Interestingly, when Addie Davis in 1964 became the first Southern Baptist woman ordained to ministry, the kerfuffle that followed was rather brief. Campbell-Reed speculated that Davis’ call to an American Baptist congregation in Vermont curtailed the controversy.
Only nine women were known to have been ordained to the ministry in Southern Baptist churches in the 10 years that followed Davis’s ordination.
Only nine women were known to have been ordained to the ministry in Southern Baptist churches in the 10 years that followed Davis’s ordination, Campbell-Reed said. But by the end of the 1970s, scholars Leon McBeth and Helen Lee Turner identified 58 women who were ordained by Southern Baptist congregations.
One indicator of the growth of women serving in Southern Baptist ministerial roles was the formation of Southern Baptist Women in Ministry, which later became known as Baptist Women in Ministry, in Louisville at Crescent Hill Baptist Church in 1983.
After her address, Campbell-Reed joined a panel discussion that included Susan Lockwood, who was called in 1983 as pastor of Cornell Heights Baptist Church, a Southern Baptist congregation in Chicago. Lockwood, who is now retired, said she was among 14 women serving as senior pastors of Southern Baptist congregations when she began her pastorate.
In response to a question by panel moderator Reba Cobb, a founder of BWIM, about her experience as a Baptist clergywoman, Lockwood said, “It’s been difficult, demanding, challenging, heartbreaking, crushing, frustrating, infuriating and compelling, rewarding and inspiring, but mostly, it’s been an ongoing, unremitting battle, kind of a big, fat struggle.”
Another panelist, Susan Howell, a psychology professor at Campbellsville University, said she is grieved when she hears derogatory statements about women who strive for equality and excellence in their vocations.

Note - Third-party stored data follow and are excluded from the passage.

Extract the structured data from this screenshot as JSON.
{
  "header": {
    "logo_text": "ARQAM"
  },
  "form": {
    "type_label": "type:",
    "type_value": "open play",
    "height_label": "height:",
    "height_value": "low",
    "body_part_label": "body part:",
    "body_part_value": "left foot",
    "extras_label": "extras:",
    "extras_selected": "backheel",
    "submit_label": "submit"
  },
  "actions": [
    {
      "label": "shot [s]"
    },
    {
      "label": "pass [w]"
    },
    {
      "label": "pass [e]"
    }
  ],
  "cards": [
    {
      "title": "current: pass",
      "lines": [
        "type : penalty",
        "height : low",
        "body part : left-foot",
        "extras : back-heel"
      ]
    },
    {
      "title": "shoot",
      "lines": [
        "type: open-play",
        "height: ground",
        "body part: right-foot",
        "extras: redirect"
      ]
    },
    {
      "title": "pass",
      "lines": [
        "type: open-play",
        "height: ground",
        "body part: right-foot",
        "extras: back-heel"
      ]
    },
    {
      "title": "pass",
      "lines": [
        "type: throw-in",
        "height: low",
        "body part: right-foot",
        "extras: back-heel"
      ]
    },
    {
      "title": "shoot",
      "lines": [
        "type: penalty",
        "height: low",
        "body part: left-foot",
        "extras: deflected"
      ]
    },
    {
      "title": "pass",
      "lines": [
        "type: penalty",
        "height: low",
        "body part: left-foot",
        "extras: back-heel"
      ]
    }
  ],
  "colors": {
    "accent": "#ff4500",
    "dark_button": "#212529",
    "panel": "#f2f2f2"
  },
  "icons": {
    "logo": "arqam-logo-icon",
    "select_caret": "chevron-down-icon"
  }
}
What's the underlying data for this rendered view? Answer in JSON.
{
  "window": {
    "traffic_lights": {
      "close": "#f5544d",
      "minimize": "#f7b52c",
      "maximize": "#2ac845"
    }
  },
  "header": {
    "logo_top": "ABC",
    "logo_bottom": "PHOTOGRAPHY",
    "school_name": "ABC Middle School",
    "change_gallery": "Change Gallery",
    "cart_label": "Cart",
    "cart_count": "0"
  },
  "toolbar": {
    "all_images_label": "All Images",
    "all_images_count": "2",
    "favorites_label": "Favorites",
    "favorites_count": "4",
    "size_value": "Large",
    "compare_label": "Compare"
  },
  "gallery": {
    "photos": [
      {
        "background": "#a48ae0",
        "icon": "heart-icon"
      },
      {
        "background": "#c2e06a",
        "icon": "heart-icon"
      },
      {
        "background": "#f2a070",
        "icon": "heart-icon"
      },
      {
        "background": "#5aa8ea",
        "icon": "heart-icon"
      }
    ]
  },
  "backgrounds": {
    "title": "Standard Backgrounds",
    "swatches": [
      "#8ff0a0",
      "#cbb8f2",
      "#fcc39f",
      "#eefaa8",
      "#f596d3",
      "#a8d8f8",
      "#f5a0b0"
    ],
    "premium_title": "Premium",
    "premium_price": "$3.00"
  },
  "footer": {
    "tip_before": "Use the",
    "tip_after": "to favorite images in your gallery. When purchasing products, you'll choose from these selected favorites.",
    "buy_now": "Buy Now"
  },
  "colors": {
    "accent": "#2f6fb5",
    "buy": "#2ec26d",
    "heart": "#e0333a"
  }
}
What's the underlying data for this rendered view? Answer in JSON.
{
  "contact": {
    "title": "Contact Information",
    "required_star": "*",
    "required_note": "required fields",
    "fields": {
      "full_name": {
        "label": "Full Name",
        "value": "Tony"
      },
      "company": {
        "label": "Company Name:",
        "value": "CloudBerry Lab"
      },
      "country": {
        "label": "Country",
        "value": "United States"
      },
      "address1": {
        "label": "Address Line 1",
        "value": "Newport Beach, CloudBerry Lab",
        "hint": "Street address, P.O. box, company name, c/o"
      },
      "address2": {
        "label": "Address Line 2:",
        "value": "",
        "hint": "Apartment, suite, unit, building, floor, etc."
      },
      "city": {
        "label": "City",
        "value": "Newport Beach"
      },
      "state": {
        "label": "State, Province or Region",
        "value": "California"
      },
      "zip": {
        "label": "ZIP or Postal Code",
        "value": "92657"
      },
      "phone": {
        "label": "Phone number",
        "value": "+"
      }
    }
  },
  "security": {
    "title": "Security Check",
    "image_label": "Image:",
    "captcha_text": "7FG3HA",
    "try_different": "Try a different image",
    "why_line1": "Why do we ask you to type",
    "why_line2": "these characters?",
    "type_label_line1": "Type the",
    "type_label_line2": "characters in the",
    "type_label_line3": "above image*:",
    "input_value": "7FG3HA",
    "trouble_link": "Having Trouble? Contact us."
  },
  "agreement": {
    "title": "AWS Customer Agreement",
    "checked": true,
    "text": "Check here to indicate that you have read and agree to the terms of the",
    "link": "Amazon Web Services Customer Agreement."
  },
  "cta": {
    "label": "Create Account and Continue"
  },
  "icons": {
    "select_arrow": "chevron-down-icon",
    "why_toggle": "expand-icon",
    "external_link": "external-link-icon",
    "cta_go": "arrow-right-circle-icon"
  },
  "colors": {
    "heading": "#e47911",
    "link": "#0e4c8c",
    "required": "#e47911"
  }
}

“It makes me sad, because I realize that gives us an extra hurdle men don’t have to jump,” said Howell, author of a 2022 book titled Buried Talents: Overcoming Gendered Socialization to Answer God’s Call.
“And then whenever we stumble, because we do have an extra hurdle, then that’s just like proof that they’re correct, and so there’s just a lot of sadness, even though I certainly do go ahead and try to prove them wrong. I shouldn’t have to.”
While female pastors still are not common among Baptists in the South, the number of Baptist women serving as pastors and co-pastors in Baptist congregations has grown significantly when compared to the 14 in pastoral leadership 40 years ago.
According to a 2021 study by BWIM, the Cooperative Baptist Fellowship, which encompasses the largest constellation of churches that left the SBC in the schism, has 105 women serving as pastors or co-pastors. Of the 1,422 CBF congregations, 7.4% have women who serve in pastoral leadership.
Meanwhile, 45.1% of Alliance of Baptist congregations, a smaller and more progressive group that formed amid the controversy, are served by women as either pastors or co-pastors. Among the 133 Alliance churches, women provide pastoral leadership in 60.